No-Cream Broccoli Soup
serves 4

5 to 6 cups broccoli florets (from 2 large heads of broccoli)
1 medium yellow onion, diced
2 stalks celery, diced
3 cloves garlic, lightly crushed
1 tablespoon butter (you could easily substitute olive oil)
4 cups (one 32 oz. container) vegetable stock (Wolfgang Puck brand recommended)
1 teaspoon kosher salt (or to taste)
1/2 teaspoon pepper
1/4 teaspoon ground nutmeg
1/2 teaspoon lemon zest

1. Melt butter in a large pot over medium heat. Add the onion and celery, cover and cook over medium to medium low heat until the onions and celery are tender, stirring occasionally. You don't want to brown the vegetables, just wilt them.
2. Add the garlic, vegetable stock and broccoli. Bring to a boil then reduce the heat, cover, and let simmer for 15 or 20 minutes until the broccoli is very tender. You'll know you're there when a knife can run through the broccoli with no resistance.
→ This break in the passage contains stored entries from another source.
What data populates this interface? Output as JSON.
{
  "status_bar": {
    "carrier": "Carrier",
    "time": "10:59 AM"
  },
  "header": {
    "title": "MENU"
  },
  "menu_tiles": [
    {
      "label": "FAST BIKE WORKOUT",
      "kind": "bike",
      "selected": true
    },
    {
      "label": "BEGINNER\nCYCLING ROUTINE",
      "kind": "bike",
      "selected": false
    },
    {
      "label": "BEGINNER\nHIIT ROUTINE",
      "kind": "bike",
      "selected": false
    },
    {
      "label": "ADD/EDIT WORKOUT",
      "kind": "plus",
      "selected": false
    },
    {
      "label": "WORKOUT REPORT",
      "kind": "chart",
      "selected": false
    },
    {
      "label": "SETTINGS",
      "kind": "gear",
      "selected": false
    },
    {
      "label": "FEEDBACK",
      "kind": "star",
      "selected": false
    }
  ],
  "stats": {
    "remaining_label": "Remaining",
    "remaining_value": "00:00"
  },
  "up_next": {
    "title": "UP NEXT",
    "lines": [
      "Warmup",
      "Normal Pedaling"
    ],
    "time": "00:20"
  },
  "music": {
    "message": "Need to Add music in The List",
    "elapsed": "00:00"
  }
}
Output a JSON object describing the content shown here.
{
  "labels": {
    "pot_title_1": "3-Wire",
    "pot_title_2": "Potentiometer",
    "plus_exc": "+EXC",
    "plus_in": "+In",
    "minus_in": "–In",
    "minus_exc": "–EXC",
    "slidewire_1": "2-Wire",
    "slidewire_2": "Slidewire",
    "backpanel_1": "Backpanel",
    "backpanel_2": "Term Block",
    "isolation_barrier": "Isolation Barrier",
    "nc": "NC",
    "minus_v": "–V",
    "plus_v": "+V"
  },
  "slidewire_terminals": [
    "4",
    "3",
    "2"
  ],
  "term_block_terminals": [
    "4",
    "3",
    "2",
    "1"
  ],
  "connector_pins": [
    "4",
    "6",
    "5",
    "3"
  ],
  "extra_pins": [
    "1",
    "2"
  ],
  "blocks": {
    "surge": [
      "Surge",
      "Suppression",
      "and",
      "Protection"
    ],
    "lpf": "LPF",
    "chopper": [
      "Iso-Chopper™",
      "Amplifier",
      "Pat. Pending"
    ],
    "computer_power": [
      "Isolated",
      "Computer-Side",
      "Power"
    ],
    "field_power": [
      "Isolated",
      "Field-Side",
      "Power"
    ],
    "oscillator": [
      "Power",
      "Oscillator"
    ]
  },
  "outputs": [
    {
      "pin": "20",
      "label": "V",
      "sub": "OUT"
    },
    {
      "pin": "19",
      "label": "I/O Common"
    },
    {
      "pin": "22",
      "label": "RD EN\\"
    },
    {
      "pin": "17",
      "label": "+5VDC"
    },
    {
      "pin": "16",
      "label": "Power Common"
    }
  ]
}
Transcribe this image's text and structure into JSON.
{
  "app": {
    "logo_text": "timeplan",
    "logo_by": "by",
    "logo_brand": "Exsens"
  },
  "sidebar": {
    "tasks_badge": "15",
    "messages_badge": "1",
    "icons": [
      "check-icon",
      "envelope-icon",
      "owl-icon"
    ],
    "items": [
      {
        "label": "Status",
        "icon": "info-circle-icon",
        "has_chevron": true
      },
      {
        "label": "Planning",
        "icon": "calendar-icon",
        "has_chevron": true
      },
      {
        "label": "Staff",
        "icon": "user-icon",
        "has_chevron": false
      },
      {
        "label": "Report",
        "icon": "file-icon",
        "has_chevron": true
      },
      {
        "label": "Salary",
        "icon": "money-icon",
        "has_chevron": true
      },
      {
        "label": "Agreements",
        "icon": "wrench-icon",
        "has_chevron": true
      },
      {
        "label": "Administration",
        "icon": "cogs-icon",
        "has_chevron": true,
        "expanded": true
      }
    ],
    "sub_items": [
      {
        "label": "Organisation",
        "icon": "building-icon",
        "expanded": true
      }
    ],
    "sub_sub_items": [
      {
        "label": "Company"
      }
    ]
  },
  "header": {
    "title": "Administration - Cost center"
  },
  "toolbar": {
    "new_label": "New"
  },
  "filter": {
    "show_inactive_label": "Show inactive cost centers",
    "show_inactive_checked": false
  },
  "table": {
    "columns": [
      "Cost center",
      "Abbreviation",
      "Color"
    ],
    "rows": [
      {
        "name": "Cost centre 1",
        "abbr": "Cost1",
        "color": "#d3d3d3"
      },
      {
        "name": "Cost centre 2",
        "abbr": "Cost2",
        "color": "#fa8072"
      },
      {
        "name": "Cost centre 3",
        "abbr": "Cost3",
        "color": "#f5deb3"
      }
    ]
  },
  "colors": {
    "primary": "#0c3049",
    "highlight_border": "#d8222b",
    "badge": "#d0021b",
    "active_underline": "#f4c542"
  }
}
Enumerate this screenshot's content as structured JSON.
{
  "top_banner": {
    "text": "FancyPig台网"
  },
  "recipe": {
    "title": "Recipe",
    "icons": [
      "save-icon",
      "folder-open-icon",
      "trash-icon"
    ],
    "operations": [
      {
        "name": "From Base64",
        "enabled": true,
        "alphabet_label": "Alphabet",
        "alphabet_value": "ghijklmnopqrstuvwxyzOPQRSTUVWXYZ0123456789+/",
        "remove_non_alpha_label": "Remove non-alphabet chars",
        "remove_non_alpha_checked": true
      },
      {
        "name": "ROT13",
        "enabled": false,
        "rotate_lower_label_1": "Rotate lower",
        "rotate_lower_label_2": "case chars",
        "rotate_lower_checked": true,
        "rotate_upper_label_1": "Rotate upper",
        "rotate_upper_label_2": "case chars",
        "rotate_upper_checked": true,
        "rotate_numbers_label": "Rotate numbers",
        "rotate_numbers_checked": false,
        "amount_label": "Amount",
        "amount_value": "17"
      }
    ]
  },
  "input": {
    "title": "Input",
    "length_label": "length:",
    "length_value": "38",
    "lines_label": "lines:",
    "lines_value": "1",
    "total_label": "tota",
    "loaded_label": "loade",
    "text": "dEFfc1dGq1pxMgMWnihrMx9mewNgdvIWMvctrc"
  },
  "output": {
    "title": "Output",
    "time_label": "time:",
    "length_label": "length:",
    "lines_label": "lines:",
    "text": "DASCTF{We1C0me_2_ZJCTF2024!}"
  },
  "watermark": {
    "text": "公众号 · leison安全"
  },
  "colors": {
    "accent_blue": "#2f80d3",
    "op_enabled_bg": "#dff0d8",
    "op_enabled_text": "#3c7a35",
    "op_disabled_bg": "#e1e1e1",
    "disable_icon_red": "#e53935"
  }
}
3. Ladle the hot broth and vegetables into a blender and puree until very smooth. Do this in batches to avoid over-filling your blender. The puree needs to be absolutely smooth to get the creamy texture.
4. Return the puree to the soup pot, add salt, pepper, nutmeg and lemon zest. Bring back to a simmer for about 5 minutes to allow the flavors to blend. I liked this best served warm, not super hot, so take it off heat for a few minutes before serving.